Jeff Warden has jumped from an airplane around 3,000 times. His first jump was in 1991 as part of initial training to be a search and rescue technician out of Comox.
“It was something I had always wanted to do,” Warden said. “I am an adrenaline junkie like most of these guys here.”
The team would jump from a plane to help people lost, stranded or hurt in remote locations. If in the forest, the team would try to get their chute caught in a tree and then repel themselves down, if in the ocean they would land in the water. A helicopter would catch up with them and they would remove the patient.
The highest Warden has ever jumped from is 22,000 ft. The lowest was a 132 ft. base jump.
He started jumping tandem about seven years ago, working part time with operations like Pacific Airsports at the Campbell River airport.
After completing the tandem course, Warden’s first passenger was the instructor’s wife. As they went up, the instructor and his less than a year old baby waited on the ground for them.
This is still one of Warden’s more stressful situations and illustrates how jumping alone and jumping with a passenger are different.
“It’s a huge difference, only in terms of the fact that you have someone else’s life in your hands and you really have to respect that fact,” Warden said.
Warden said there are a few different kinds of people who come to skydive.
There are the adrenaline junkies, the ones who just want to have fun, people celebrating something, people who are marking it off their bucket list, and people who force themselves to come in order to overcome a fear.

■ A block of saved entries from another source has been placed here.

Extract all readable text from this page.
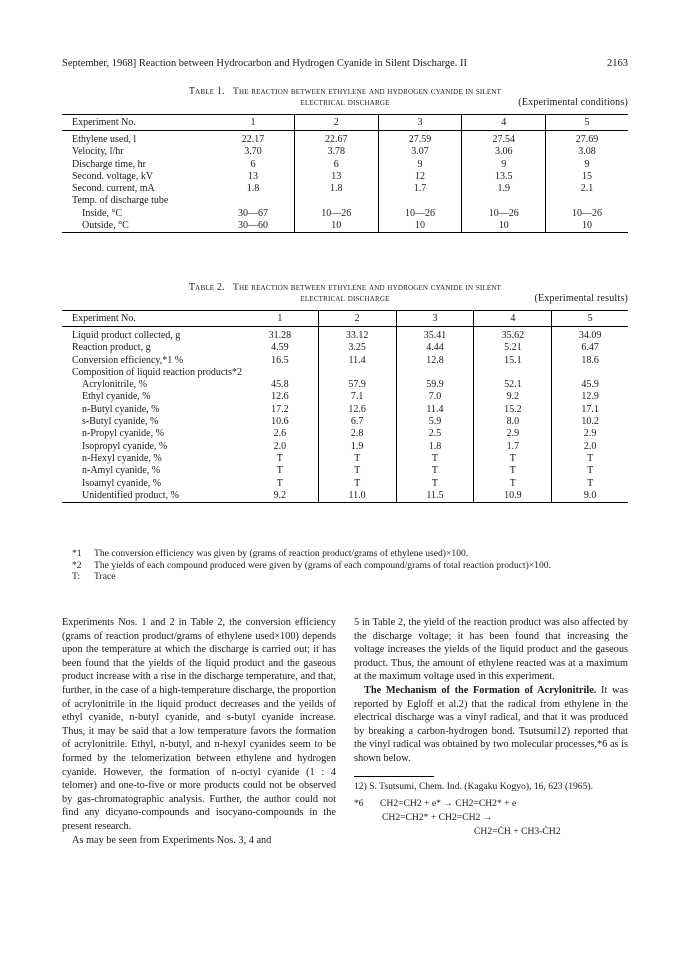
September, 1968] Reaction between Hydrocarbon and Hydrogen Cyanide in Silent Discharge. II	2163
Table 1. The reaction between ethylene and hydrogen cyanide in silent
electrical discharge	(Experimental conditions)
Experiment No.	1	2	3	4	5
Ethylene used, l	22.17	22.67	27.59	27.54	27.69
Velocity, l/hr	3.70	3.78	3.07	3.06	3.08
Discharge time, hr	6	6	9	9	9
Second. voltage, kV	13	13	12	13.5	15
Second. current, mA	1.8	1.8	1.7	1.9	2.1
Temp. of discharge tube					
Inside, °C	30—67	10—26	10—26	10—26	10—26
Outside, °C	30—60	10	10	10	10
Table 2. The reaction between ethylene and hydrogen cyanide in silent
electrical discharge	(Experimental results)
Experiment No.	1	2	3	4	5
Liquid product collected, g	31.28	33.12	35.41	35.62	34.09
Reaction product, g	4.59	3.25	4.44	5.21	6.47
Conversion efficiency,*1 %	16.5	11.4	12.8	15.1	18.6
Composition of liquid reaction products*2					
Acrylonitrile, %	45.8	57.9	59.9	52.1	45.9
Ethyl cyanide, %	12.6	7.1	7.0	9.2	12.9
n-Butyl cyanide, %	17.2	12.6	11.4	15.2	17.1
s-Butyl cyanide, %	10.6	6.7	5.9	8.0	10.2
n-Propyl cyanide, %	2.6	2.8	2.5	2.9	2.9
Isopropyl cyanide, %	2.0	1.9	1.8	1.7	2.0
n-Hexyl cyanide, %	T	T	T	T	T
n-Amyl cyanide, %	T	T	T	T	T
Isoamyl cyanide, %	T	T	T	T	T
Unidentified product, %	9.2	11.0	11.5	10.9	9.0
*1	The conversion efficiency was given by (grams of reaction product/grams of ethylene used)×100.
*2	The yields of each compound produced were given by (grams of each compound/grams of total reaction product)×100.
T:	Trace

Experiments Nos. 1 and 2 in Table 2, the conversion efficiency (grams of reaction product/grams of ethylene used×100) depends upon the temperature at which the discharge is carried out; it has been found that the yields of the liquid product and the gaseous product increase with a rise in the discharge temperature, and that, further, in the case of a high-temperature discharge, the proportion of acrylonitrile in the liquid product decreases and the yeilds of ethyl cyanide, n-butyl cyanide, and s-butyl cyanide increase. Thus, it may be said that a low temperature favors the formation of acrylonitrile. Ethyl, n-butyl, and n-hexyl cyanides seem to be formed by the telomerization between ethylene and hydrogen cyanide. However, the formation of n-octyl cyanide (1 : 4 telomer) and one-to-five or more products could not be observed by gas-chromatographic analysis. Further, the author could not find any dicyano-compounds and isocyano-compounds in the present research.

As may be seen from Experiments Nos. 3, 4 and

5 in Table 2, the yield of the reaction product was also affected by the discharge voltage; it has been found that increasing the voltage increases the yields of the liquid product and the gaseous product. Thus, the amount of ethylene reacted was at a maximum at the maximum voltage used in this experiment.

The Mechanism of the Formation of Acrylonitrile. It was reported by Egloff et al.2) that the radical from ethylene in the electrical discharge was a vinyl radical, and that it was produced by breaking a carbon-hydrogen bond. Tsutsumi12) reported that the vinyl radical was obtained by two molecular processes,*6 as is shown below.

12) S. Tsutsumi, Chem. Ind. (Kagaku Kogyo), 16, 623 (1965).
*6 CH2=CH2 + e* → CH2=CH2* + e
CH2=CH2* + CH2=CH2 →
CH2=ĊH + CH3-ĊH2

“The one thing I always say is the person I get on the plane with and the person I land with are two different people, they really are, emotionally especially,” he said.
A few weeks ago his passenger was a woman who was celebrating three months of sobriety. She had never been on an airplane sober. Warden said she was a bag of nerves on the way up, but when they got to the ground she told him how empowering it was.
He has also jumped with people who have anxiety and do it as a form of therapy.
“I just love introducing people to the sport,” he said. “I love seeing their reaction to skydiving. I love seeing them get over their internal fears and anxiety.”
As for the jump itself, Warden said it is 30 seconds of chaos for about five minutes of absolute calm, and he loves both parts of it.
He also enjoys pointing out landmarks to people on the way down.